A groundbreaking aviator.
Journalist Shapiro, unsatisfied with “whitewashed” biographies of Amelia Earhart, offers an evenhanded portrait of the iconic aviator, focusing on her relationship with publishing tycoon George P. Putnam. In 1921, Earhart was living in Los Angeles when she took her first flight and felt “unexpectedly” drawn to flying; lessons led to performances in air rodeos and some local acclaim. In 1927, while teaching English in a Boston settlement house, she was also working at a fledging airfield, when she came to Putnam’s attention. A wheeler-dealer known as the publishing world’s P.T. Barnum, he was looking for a woman to sign on as a passenger for a transatlantic flight. Immediately, he felt smitten with the charming young Earhart; she was drawn to the adventure.

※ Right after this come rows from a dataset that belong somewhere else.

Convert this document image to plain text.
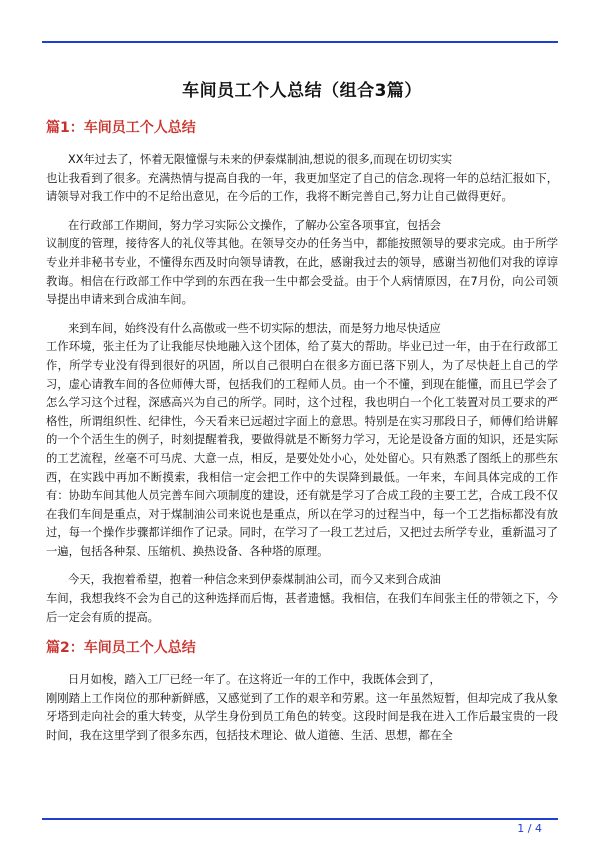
车间员工个人总结（组合3篇）
篇1：车间员工个人总结

XX年过去了，怀着无限憧憬与未来的伊泰煤制油,想说的很多,而现在切切实实
也让我看到了很多。充满热情与提高自我的一年，我更加坚定了自己的信念.现将一年的总结汇报如下，请领导对我工作中的不足给出意见，在今后的工作，我将不断完善自己,努力让自己做得更好。

在行政部工作期间，努力学习实际公文操作，了解办公室各项事宜，包括会
议制度的管理，接待客人的礼仪等其他。在领导交办的任务当中，都能按照领导的要求完成。由于所学专业并非秘书专业，不懂得东西及时向领导请教，在此，感谢我过去的领导，感谢当初他们对我的谆谆教诲。相信在行政部工作中学到的东西在我一生中都会受益。由于个人病情原因，在7月份，向公司领导提出申请来到合成油车间。

来到车间，始终没有什么高傲或一些不切实际的想法，而是努力地尽快适应
工作环境，张主任为了让我能尽快地融入这个团体，给了莫大的帮助。毕业已过一年，由于在行政部工作，所学专业没有得到很好的巩固，所以自己很明白在很多方面已落下别人，为了尽快赶上自己的学习，虚心请教车间的各位师傅大哥，包括我们的工程师人员。由一个不懂，到现在能懂，而且已学会了怎么学习这个过程，深感高兴为自己的所学。同时，这个过程，我也明白一个化工装置对员工要求的严格性，所谓组织性、纪律性，今天看来已远超过字面上的意思。特别是在实习那段日子，师傅们给讲解的一个个活生生的例子，时刻提醒着我，要做得就是不断努力学习，无论是设备方面的知识，还是实际的工艺流程，丝毫不可马虎、大意一点，相反，是要处处小心，处处留心。只有熟悉了图纸上的那些东西，在实践中再加不断摸索，我相信一定会把工作中的失误降到最低。一年来，车间具体完成的工作有：协助车间其他人员完善车间六项制度的建设，还有就是学习了合成工段的主要工艺，合成工段不仅在我们车间是重点，对于煤制油公司来说也是重点，所以在学习的过程当中，每一个工艺指标都没有放过，每一个操作步骤都详细作了记录。同时，在学习了一段工艺过后，又把过去所学专业，重新温习了一遍，包括各种泵、压缩机、换热设备、各种塔的原理。

今天，我抱着希望，抱着一种信念来到伊泰煤制油公司，而今又来到合成油
车间，我想我终不会为自己的这种选择而后悔，甚者遗憾。我相信，在我们车间张主任的带领之下，今后一定会有质的提高。

篇2：车间员工个人总结

日月如梭，踏入工厂已经一年了。在这将近一年的工作中，我既体会到了，
刚刚踏上工作岗位的那种新鲜感，又感觉到了工作的艰辛和劳累。这一年虽然短暂，但却完成了我从象牙塔到走向社会的重大转变，从学生身份到员工角色的转变。这段时间是我在进入工作后最宝贵的一段时间，我在这里学到了很多东西，包括技术理论、做人道德、生活、思想，都在全

1 / 4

To her surprise, the flight made her a star. “Wherever Amelia went,” Shapiro writes, “she ignited a frenzy of excitement that not only thrilled audiences but also allowed George to revel in her reflected glory.” She took tea with George Bernard Shaw, sat in a box at Wimbledon, dined with Lady Astor, and was showered with ticker tape in parades in New York and Boston. Putnam became her wily manager, tireless publicist, and, in 1931, after repeated proposals, her husband. He profited financially, to be sure, from her feats: the longest nonstop flight by a woman and the fastest crossing of the Atlantic; the first woman to fly solo nonstop from coast to coast, setting a woman’s speed record; the first person to fly solo across the Pacific. In 1937, she embarked on her most challenging—and final—flight: around the world. Capturing the tension and peril of early flying, Shapiro conveys, as well, Earhart’s unflagging ambition and courage.
A sympathetic, well-researched biography.